Le dépôt de démonstration se supprime avec rm -rf ~/borg-demo, et n'oubliez pas de retirer BORG_PASSPHRASE et BORG_REPO de votre shell avant de travailler sur le vrai dépôt : une commande borg lancée avec les variables du test pointerait sur un dépôt qui n'existe plus.
FAQ
Pourquoi borg prune ne libère-t-il pas d'espace disque ?
Depuis Borg 1.2, prune supprime seulement les métadonnées des archives et marque leurs morceaux comme inutilisés dans l'index du dépôt. Les octets restent dans les fichiers segments, entre des morceaux encore utilisés par d'autres archives, donc du -sh ne change presque pas. C'est borg compact qui réécrit les morceaux vivants dans de nouveaux segments et efface les anciens. Lancez-le avec -v pour voir la ligne compaction freed about ... repository space. ; sans cette option, il travaille en silence.
--keep-daily 7 garde-t-il les 7 dernières archives ?
Non. Il garde la dernière archive de chacun des 7 derniers jours qui ont au moins une archive. Un jour sans sauvegarde ne compte pas, donc après une panne d'une semaine la règle remonte plus loin pour trouver 7 jours distincts.
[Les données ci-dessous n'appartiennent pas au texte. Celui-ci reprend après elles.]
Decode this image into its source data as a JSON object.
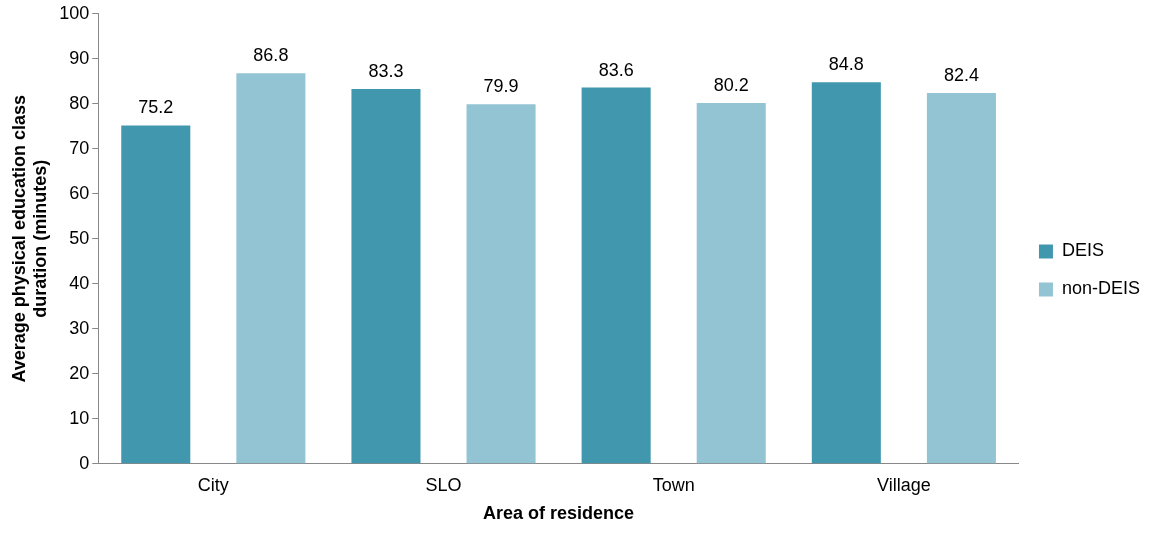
{
  "chart_data": {
    "type": "bar",
    "xlabel": "Area of residence",
    "ylabel": "Average physical education class duration (minutes)",
    "categories": [
      "City",
      "SLO",
      "Town",
      "Village"
    ],
    "series": [
      {
        "name": "DEIS",
        "color": "#4198ae",
        "values": [
          75.2,
          83.3,
          83.6,
          84.8
        ]
      },
      {
        "name": "non-DEIS",
        "color": "#93c4d4",
        "values": [
          86.8,
          79.9,
          80.2,
          82.4
        ]
      }
    ],
    "ylim": [
      0,
      100
    ],
    "yticks": [
      0,
      10,
      20,
      30,
      40,
      50,
      60,
      70,
      80,
      90,
      100
    ],
    "grid": false,
    "legend": "right",
    "data_labels": true
  }
}
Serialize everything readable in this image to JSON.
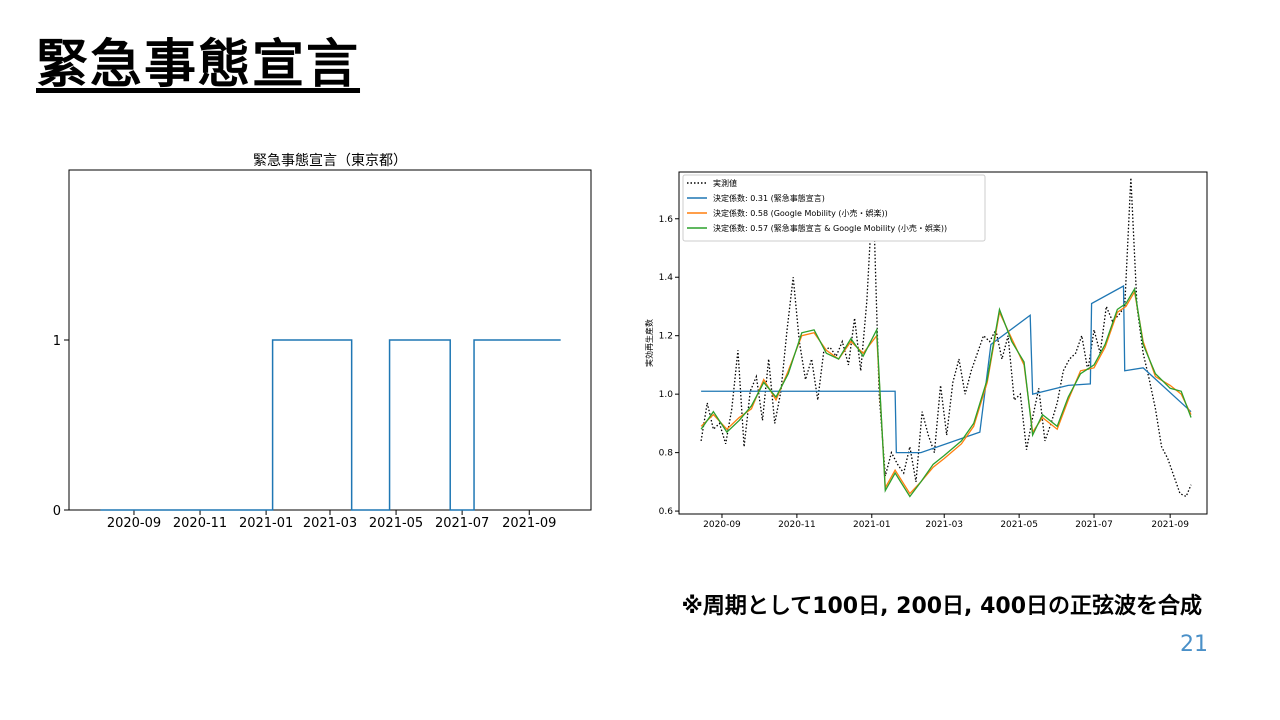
{
  "slide": {
    "title": "緊急事態宣言",
    "footnote": "※周期として100日, 200日, 400日の正弦波を合成",
    "page_number": "21"
  },
  "chart_data": [
    {
      "type": "line",
      "title": "緊急事態宣言（東京都）",
      "xlabel": "",
      "ylabel": "",
      "x_ticks": [
        "2020-09",
        "2020-11",
        "2021-01",
        "2021-03",
        "2021-05",
        "2021-07",
        "2021-09"
      ],
      "y_ticks": [
        "0",
        "1"
      ],
      "ylim": [
        0,
        2
      ],
      "grid": false,
      "series": [
        {
          "color": "#1f77b4",
          "x": [
            "2020-08-01",
            "2021-01-07",
            "2021-03-21",
            "2021-04-25",
            "2021-06-20",
            "2021-07-12",
            "2021-09-30"
          ],
          "values": [
            0,
            1,
            0,
            1,
            0,
            1,
            1
          ],
          "step": true
        }
      ]
    },
    {
      "type": "line",
      "title": "",
      "xlabel": "",
      "ylabel": "実効再生産数",
      "x_ticks": [
        "2020-09",
        "2020-11",
        "2021-01",
        "2021-03",
        "2021-05",
        "2021-07",
        "2021-09"
      ],
      "y_ticks": [
        "0.6",
        "0.8",
        "1.0",
        "1.2",
        "1.4",
        "1.6"
      ],
      "ylim": [
        0.59,
        1.76
      ],
      "grid": false,
      "legend_position": "top-left",
      "series": [
        {
          "name": "実測値",
          "color": "#000000",
          "style": "dotted",
          "x": [
            "2020-08-15",
            "2020-08-20",
            "2020-08-25",
            "2020-08-30",
            "2020-09-04",
            "2020-09-09",
            "2020-09-14",
            "2020-09-19",
            "2020-09-24",
            "2020-09-29",
            "2020-10-04",
            "2020-10-09",
            "2020-10-14",
            "2020-10-19",
            "2020-10-24",
            "2020-10-29",
            "2020-11-03",
            "2020-11-08",
            "2020-11-13",
            "2020-11-18",
            "2020-11-23",
            "2020-11-28",
            "2020-12-03",
            "2020-12-08",
            "2020-12-13",
            "2020-12-18",
            "2020-12-23",
            "2020-12-28",
            "2021-01-02",
            "2021-01-07",
            "2021-01-12",
            "2021-01-17",
            "2021-01-22",
            "2021-01-27",
            "2021-02-01",
            "2021-02-06",
            "2021-02-11",
            "2021-02-16",
            "2021-02-21",
            "2021-02-26",
            "2021-03-03",
            "2021-03-08",
            "2021-03-13",
            "2021-03-18",
            "2021-03-23",
            "2021-03-28",
            "2021-04-02",
            "2021-04-07",
            "2021-04-12",
            "2021-04-17",
            "2021-04-22",
            "2021-04-27",
            "2021-05-02",
            "2021-05-07",
            "2021-05-12",
            "2021-05-17",
            "2021-05-22",
            "2021-05-27",
            "2021-06-01",
            "2021-06-06",
            "2021-06-11",
            "2021-06-16",
            "2021-06-21",
            "2021-06-26",
            "2021-07-01",
            "2021-07-06",
            "2021-07-11",
            "2021-07-16",
            "2021-07-21",
            "2021-07-26",
            "2021-07-31",
            "2021-08-05",
            "2021-08-10",
            "2021-08-15",
            "2021-08-20",
            "2021-08-25",
            "2021-08-30",
            "2021-09-04",
            "2021-09-09",
            "2021-09-14",
            "2021-09-18"
          ],
          "values": [
            0.84,
            0.97,
            0.88,
            0.9,
            0.83,
            0.95,
            1.15,
            0.82,
            1.01,
            1.06,
            0.91,
            1.12,
            0.9,
            1.01,
            1.22,
            1.4,
            1.18,
            1.05,
            1.12,
            0.98,
            1.15,
            1.16,
            1.13,
            1.18,
            1.1,
            1.26,
            1.08,
            1.32,
            1.71,
            1.0,
            0.72,
            0.8,
            0.76,
            0.73,
            0.82,
            0.7,
            0.94,
            0.86,
            0.8,
            1.03,
            0.86,
            1.04,
            1.12,
            1.0,
            1.08,
            1.14,
            1.2,
            1.18,
            1.22,
            1.12,
            1.2,
            0.98,
            1.0,
            0.81,
            0.92,
            1.02,
            0.84,
            0.9,
            0.97,
            1.08,
            1.12,
            1.14,
            1.2,
            1.08,
            1.22,
            1.14,
            1.3,
            1.25,
            1.27,
            1.3,
            1.74,
            1.3,
            1.14,
            1.05,
            0.95,
            0.82,
            0.78,
            0.72,
            0.66,
            0.65,
            0.69
          ]
        },
        {
          "name": "決定係数: 0.31 (緊急事態宣言)",
          "color": "#1f77b4",
          "style": "solid",
          "x": [
            "2020-08-15",
            "2021-01-20",
            "2021-01-21",
            "2021-02-10",
            "2021-03-30",
            "2021-04-08",
            "2021-05-10",
            "2021-05-12",
            "2021-06-10",
            "2021-06-28",
            "2021-06-29",
            "2021-07-25",
            "2021-07-26",
            "2021-08-10",
            "2021-09-18"
          ],
          "values": [
            1.01,
            1.01,
            0.8,
            0.8,
            0.87,
            1.17,
            1.27,
            1.0,
            1.03,
            1.035,
            1.31,
            1.37,
            1.08,
            1.09,
            0.94
          ]
        },
        {
          "name": "決定係数: 0.58 (Google Mobility (小売・娯楽))",
          "color": "#ff7f0e",
          "style": "solid",
          "x": [
            "2020-08-15",
            "2020-08-25",
            "2020-09-05",
            "2020-09-15",
            "2020-09-25",
            "2020-10-05",
            "2020-10-15",
            "2020-10-25",
            "2020-11-05",
            "2020-11-15",
            "2020-11-25",
            "2020-12-05",
            "2020-12-15",
            "2020-12-25",
            "2021-01-05",
            "2021-01-12",
            "2021-01-20",
            "2021-02-01",
            "2021-02-10",
            "2021-02-20",
            "2021-03-01",
            "2021-03-15",
            "2021-03-25",
            "2021-04-05",
            "2021-04-15",
            "2021-04-25",
            "2021-05-05",
            "2021-05-12",
            "2021-05-20",
            "2021-06-01",
            "2021-06-10",
            "2021-06-20",
            "2021-07-01",
            "2021-07-10",
            "2021-07-20",
            "2021-07-27",
            "2021-08-03",
            "2021-08-10",
            "2021-08-20",
            "2021-09-01",
            "2021-09-10",
            "2021-09-18"
          ],
          "values": [
            0.89,
            0.93,
            0.88,
            0.92,
            0.95,
            1.05,
            0.98,
            1.08,
            1.2,
            1.21,
            1.15,
            1.12,
            1.18,
            1.14,
            1.2,
            0.68,
            0.74,
            0.66,
            0.7,
            0.75,
            0.78,
            0.83,
            0.89,
            1.04,
            1.28,
            1.19,
            1.1,
            0.87,
            0.92,
            0.88,
            0.98,
            1.08,
            1.09,
            1.16,
            1.28,
            1.3,
            1.35,
            1.18,
            1.06,
            1.03,
            1.0,
            0.93
          ]
        },
        {
          "name": "決定係数: 0.57 (緊急事態宣言 & Google Mobility (小売・娯楽))",
          "color": "#2ca02c",
          "style": "solid",
          "x": [
            "2020-08-15",
            "2020-08-25",
            "2020-09-05",
            "2020-09-15",
            "2020-09-25",
            "2020-10-05",
            "2020-10-15",
            "2020-10-25",
            "2020-11-05",
            "2020-11-15",
            "2020-11-25",
            "2020-12-05",
            "2020-12-15",
            "2020-12-25",
            "2021-01-05",
            "2021-01-12",
            "2021-01-20",
            "2021-02-01",
            "2021-02-10",
            "2021-02-20",
            "2021-03-01",
            "2021-03-15",
            "2021-03-25",
            "2021-04-05",
            "2021-04-15",
            "2021-04-25",
            "2021-05-05",
            "2021-05-12",
            "2021-05-20",
            "2021-06-01",
            "2021-06-10",
            "2021-06-20",
            "2021-07-01",
            "2021-07-10",
            "2021-07-20",
            "2021-07-27",
            "2021-08-03",
            "2021-08-10",
            "2021-08-20",
            "2021-09-01",
            "2021-09-10",
            "2021-09-18"
          ],
          "values": [
            0.88,
            0.94,
            0.87,
            0.91,
            0.96,
            1.04,
            0.99,
            1.07,
            1.21,
            1.22,
            1.14,
            1.12,
            1.19,
            1.13,
            1.22,
            0.67,
            0.73,
            0.65,
            0.7,
            0.76,
            0.79,
            0.84,
            0.9,
            1.05,
            1.29,
            1.18,
            1.11,
            0.86,
            0.93,
            0.89,
            0.99,
            1.07,
            1.1,
            1.17,
            1.29,
            1.31,
            1.36,
            1.17,
            1.07,
            1.02,
            1.01,
            0.92
          ]
        }
      ]
    }
  ]
}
Les règles weekly et monthly s'ajoutent sans compter deux fois une période déjà couverte : --keep-daily 7 --keep-weekly 4 --keep-monthly 6 retient 17 archives sur un historique quotidien assez long. Vérifiez toujours avec borg prune --list --dry-run avant la première exécution réelle.
À quelle fréquence lancer borg compact et borg check ?
prune chaque nuit, juste après create, parce qu'il coûte quelques secondes. compact une fois par semaine à une heure creuse, parce qu'il réécrit des segments et a besoin d'espace libre pour le faire. check une fois par mois, et check --verify-data une ou deux fois par an ou dès qu'un doute sur le disque apparaît. Donnez --lock-wait 600 aux deux tâches de maintenance pour qu'elles attendent la fin d'une sauvegarde en cours au lieu d'échouer sur le verrou.
Quand faut-il utiliser borg check --repair ?
Seulement quand un borg check sans option a signalé un problème, que vous avez une copie du dépôt et que le disque ne montre pas d'erreurs d'entrée-sortie. --repair remplace les morceaux manquants par des morceaux de zéros et modifie le dépôt de façon irréversible, ce qui peut transformer une archive partiellement lisible en archive abîmée. Il demande la réponse YES en interactif, et la variable BORG_CHECK_I_KNOW_WHAT_I_AM_DOING=YES ne doit jamais figurer dans un script planifié.